Audrey se giró hacia Miles y le susurró algo, con su rostro mostrando finalmente una grieta en ese exterior pulido y arrogante. Las vidrieras proyectaban un rastro de luz roja intensa sobre el suelo cerca de los pies de Miles, pareciendo casi una advertencia.
Miré la segunda hoja de papel que mi padre me había dejado.
—Esta no es la forma en que quería despedirme de él hoy, porque él merecía un servicio lleno de nada más que honor y paz.
Se me cerró la garganta y tuve que hacer una pausa para no romper a llorar frente a todos estos desconocidos.
—Pero mi padre también creía que un secreto es un veneno que solo crece en la oscuridad, y quería que su último testamento fuera leído ante testigos.

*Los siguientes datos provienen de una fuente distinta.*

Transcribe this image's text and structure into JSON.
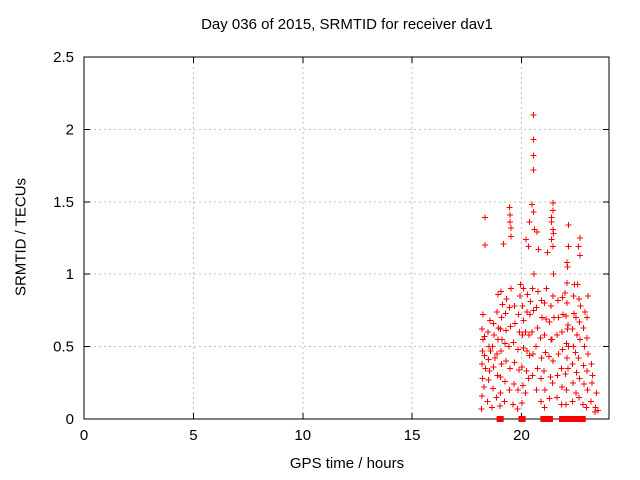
{
  "title": "Day 036 of 2015, SRMTID for receiver dav1",
  "chart_data": {
    "type": "scatter",
    "title": "Day 036 of 2015, SRMTID for receiver dav1",
    "xlabel": "GPS time / hours",
    "ylabel": "SRMTID / TECUs",
    "xlim": [
      0,
      24
    ],
    "ylim": [
      0,
      2.5
    ],
    "xticks": [
      0,
      5,
      10,
      15,
      20
    ],
    "yticks": [
      0,
      0.5,
      1,
      1.5,
      2,
      2.5
    ],
    "grid": true,
    "legend": "none",
    "marker": "plus",
    "marker_color": "#ff0000",
    "grid_color": "#bfbfbf",
    "series": [
      {
        "name": "SRMTID",
        "points": [
          [
            18.18,
            0.07
          ],
          [
            18.2,
            0.16
          ],
          [
            18.22,
            0.28
          ],
          [
            18.19,
            0.38
          ],
          [
            18.21,
            0.47
          ],
          [
            18.23,
            0.55
          ],
          [
            18.2,
            0.62
          ],
          [
            18.24,
            0.72
          ],
          [
            18.28,
            0.22
          ],
          [
            18.3,
            0.44
          ],
          [
            18.3,
            0.57
          ],
          [
            18.33,
            1.39
          ],
          [
            18.33,
            1.2
          ],
          [
            18.35,
            0.35
          ],
          [
            18.45,
            0.12
          ],
          [
            18.48,
            0.27
          ],
          [
            18.5,
            0.41
          ],
          [
            18.52,
            0.5
          ],
          [
            18.47,
            0.6
          ],
          [
            18.55,
            0.68
          ],
          [
            18.53,
            0.33
          ],
          [
            18.58,
            0.47
          ],
          [
            18.65,
            0.08
          ],
          [
            18.7,
            0.21
          ],
          [
            18.72,
            0.36
          ],
          [
            18.68,
            0.5
          ],
          [
            18.75,
            0.58
          ],
          [
            18.73,
            0.66
          ],
          [
            18.78,
            0.42
          ],
          [
            18.85,
            0.15
          ],
          [
            18.9,
            0.3
          ],
          [
            18.88,
            0.45
          ],
          [
            18.92,
            0.55
          ],
          [
            18.95,
            0.63
          ],
          [
            18.87,
            0.74
          ],
          [
            18.93,
            0.86
          ],
          [
            19.0,
            0
          ],
          [
            19.05,
            0
          ],
          [
            19.02,
            0.09
          ],
          [
            19.05,
            0.18
          ],
          [
            19.03,
            0.29
          ],
          [
            19.08,
            0.38
          ],
          [
            19.06,
            0.47
          ],
          [
            19.1,
            0.55
          ],
          [
            19.04,
            0.62
          ],
          [
            19.09,
            0.7
          ],
          [
            19.12,
            0.79
          ],
          [
            19.07,
            0.88
          ],
          [
            19.17,
            1.21
          ],
          [
            19.22,
            0.12
          ],
          [
            19.25,
            0.26
          ],
          [
            19.28,
            0.4
          ],
          [
            19.24,
            0.52
          ],
          [
            19.3,
            0.61
          ],
          [
            19.27,
            0.73
          ],
          [
            19.32,
            0.83
          ],
          [
            19.44,
            1.46
          ],
          [
            19.47,
            1.41
          ],
          [
            19.47,
            1.36
          ],
          [
            19.51,
            1.32
          ],
          [
            19.51,
            1.26
          ],
          [
            19.45,
            0.2
          ],
          [
            19.48,
            0.35
          ],
          [
            19.43,
            0.5
          ],
          [
            19.5,
            0.64
          ],
          [
            19.46,
            0.77
          ],
          [
            19.52,
            0.9
          ],
          [
            19.62,
            0.1
          ],
          [
            19.65,
            0.24
          ],
          [
            19.68,
            0.39
          ],
          [
            19.63,
            0.53
          ],
          [
            19.7,
            0.66
          ],
          [
            19.67,
            0.78
          ],
          [
            19.82,
            0.07
          ],
          [
            19.85,
            0.2
          ],
          [
            19.88,
            0.34
          ],
          [
            19.83,
            0.48
          ],
          [
            19.9,
            0.6
          ],
          [
            19.86,
            0.72
          ],
          [
            19.92,
            0.85
          ],
          [
            19.95,
            0.93
          ],
          [
            20.0,
            0
          ],
          [
            20.05,
            0
          ],
          [
            20.02,
            0.11
          ],
          [
            20.06,
            0.23
          ],
          [
            20.03,
            0.36
          ],
          [
            20.08,
            0.49
          ],
          [
            20.05,
            0.58
          ],
          [
            20.1,
            0.68
          ],
          [
            20.04,
            0.78
          ],
          [
            20.09,
            0.9
          ],
          [
            20.2,
            1.24
          ],
          [
            20.18,
            0.18
          ],
          [
            20.22,
            0.33
          ],
          [
            20.25,
            0.47
          ],
          [
            20.19,
            0.6
          ],
          [
            20.24,
            0.74
          ],
          [
            20.28,
            0.86
          ],
          [
            20.36,
            1.36
          ],
          [
            20.33,
            0.28
          ],
          [
            20.37,
            0.44
          ],
          [
            20.34,
            0.58
          ],
          [
            20.39,
            0.72
          ],
          [
            20.42,
            0.81
          ],
          [
            20.54,
            2.1
          ],
          [
            20.54,
            1.93
          ],
          [
            20.54,
            1.82
          ],
          [
            20.54,
            1.72
          ],
          [
            20.47,
            1.48
          ],
          [
            20.54,
            1.43
          ],
          [
            20.59,
            1.31
          ],
          [
            20.7,
            1.29
          ],
          [
            20.31,
            1.19
          ],
          [
            20.77,
            1.17
          ],
          [
            20.5,
            0.3
          ],
          [
            20.52,
            0.45
          ],
          [
            20.48,
            0.6
          ],
          [
            20.55,
            0.75
          ],
          [
            20.51,
            0.9
          ],
          [
            20.56,
            1.0
          ],
          [
            20.68,
            0.2
          ],
          [
            20.72,
            0.35
          ],
          [
            20.66,
            0.5
          ],
          [
            20.74,
            0.63
          ],
          [
            20.69,
            0.77
          ],
          [
            20.75,
            0.88
          ],
          [
            20.88,
            0.12
          ],
          [
            20.9,
            0.28
          ],
          [
            20.92,
            0.42
          ],
          [
            20.87,
            0.56
          ],
          [
            20.94,
            0.7
          ],
          [
            20.91,
            0.82
          ],
          [
            21.0,
            0
          ],
          [
            21.1,
            0
          ],
          [
            21.18,
            1.15
          ],
          [
            21.05,
            0.08
          ],
          [
            21.08,
            0.2
          ],
          [
            21.03,
            0.33
          ],
          [
            21.1,
            0.46
          ],
          [
            21.06,
            0.58
          ],
          [
            21.12,
            0.69
          ],
          [
            21.04,
            0.8
          ],
          [
            21.14,
            0.9
          ],
          [
            21.3,
            0
          ],
          [
            21.28,
            0.14
          ],
          [
            21.32,
            0.29
          ],
          [
            21.26,
            0.43
          ],
          [
            21.34,
            0.55
          ],
          [
            21.29,
            0.67
          ],
          [
            21.35,
            0.78
          ],
          [
            21.43,
            1.49
          ],
          [
            21.43,
            1.44
          ],
          [
            21.38,
            1.39
          ],
          [
            21.38,
            1.36
          ],
          [
            21.43,
            1.31
          ],
          [
            21.46,
            1.28
          ],
          [
            21.38,
            1.24
          ],
          [
            21.43,
            1.19
          ],
          [
            21.42,
            0.25
          ],
          [
            21.45,
            0.4
          ],
          [
            21.4,
            0.55
          ],
          [
            21.48,
            0.7
          ],
          [
            21.44,
            0.85
          ],
          [
            21.47,
            1.0
          ],
          [
            21.62,
            0.15
          ],
          [
            21.65,
            0.3
          ],
          [
            21.68,
            0.45
          ],
          [
            21.63,
            0.58
          ],
          [
            21.7,
            0.7
          ],
          [
            21.66,
            0.82
          ],
          [
            21.85,
            0
          ],
          [
            21.82,
            0.1
          ],
          [
            21.86,
            0.22
          ],
          [
            21.83,
            0.35
          ],
          [
            21.88,
            0.48
          ],
          [
            21.84,
            0.6
          ],
          [
            21.9,
            0.72
          ],
          [
            21.87,
            0.84
          ],
          [
            22.0,
            0
          ],
          [
            22.1,
            0
          ],
          [
            22.14,
            1.34
          ],
          [
            22.14,
            1.19
          ],
          [
            22.07,
            1.08
          ],
          [
            22.11,
            1.05
          ],
          [
            21.99,
            0.87
          ],
          [
            22.07,
            0.94
          ],
          [
            22.03,
            0.1
          ],
          [
            22.06,
            0.2
          ],
          [
            22.02,
            0.31
          ],
          [
            22.08,
            0.42
          ],
          [
            22.05,
            0.52
          ],
          [
            22.1,
            0.62
          ],
          [
            22.04,
            0.71
          ],
          [
            22.09,
            0.8
          ],
          [
            22.12,
            0.35
          ],
          [
            22.15,
            0.5
          ],
          [
            22.13,
            0.65
          ],
          [
            22.35,
            0
          ],
          [
            22.32,
            0.12
          ],
          [
            22.36,
            0.25
          ],
          [
            22.33,
            0.38
          ],
          [
            22.38,
            0.5
          ],
          [
            22.34,
            0.62
          ],
          [
            22.4,
            0.73
          ],
          [
            22.37,
            0.85
          ],
          [
            22.42,
            0.93
          ],
          [
            22.48,
            0.18
          ],
          [
            22.52,
            0.32
          ],
          [
            22.47,
            0.46
          ],
          [
            22.54,
            0.58
          ],
          [
            22.5,
            0.7
          ],
          [
            22.57,
            0.93
          ],
          [
            22.6,
            0
          ],
          [
            22.7,
            0
          ],
          [
            22.67,
            1.25
          ],
          [
            22.6,
            1.19
          ],
          [
            22.67,
            1.13
          ],
          [
            22.63,
            0.83
          ],
          [
            22.62,
            0.15
          ],
          [
            22.66,
            0.28
          ],
          [
            22.61,
            0.42
          ],
          [
            22.68,
            0.55
          ],
          [
            22.64,
            0.67
          ],
          [
            22.7,
            0.78
          ],
          [
            22.8,
            0
          ],
          [
            22.82,
            0.1
          ],
          [
            22.86,
            0.24
          ],
          [
            22.83,
            0.37
          ],
          [
            22.88,
            0.5
          ],
          [
            22.84,
            0.63
          ],
          [
            22.9,
            0.74
          ],
          [
            22.98,
            0.08
          ],
          [
            23.02,
            0.2
          ],
          [
            22.99,
            0.33
          ],
          [
            23.05,
            0.45
          ],
          [
            23.0,
            0.56
          ],
          [
            23.0,
            0.7
          ],
          [
            23.05,
            0.85
          ],
          [
            23.18,
            0.12
          ],
          [
            23.22,
            0.25
          ],
          [
            23.19,
            0.38
          ],
          [
            23.25,
            0.3
          ],
          [
            23.35,
            0.05
          ],
          [
            23.38,
            0.08
          ],
          [
            23.42,
            0.18
          ],
          [
            23.5,
            0.06
          ]
        ]
      }
    ]
  }
}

Miles emitió un sonido ahogado, una mezcla de gemido y súplica para que me detuviera antes de que destruyera su reputación por completo. Lo miré por encima del podio y sentí que una nueva fuerza se asentaba en mis huesos.
—¿Te gustaría oír lo que escribió, Miles? —pregunté, y mi voz resonó en el vasto espacio. Su rostro tenía un tono fantasmal mientras se daba cuenta de que había perdido el control de la situación por completo.
El Sr. Sterling dio un paso hacia el pasillo y me asintió para que continuara. Ese fue el momento en que Audrey finalmente soltó el brazo de Miles, alejándose de él como si de repente fuera radiactivo.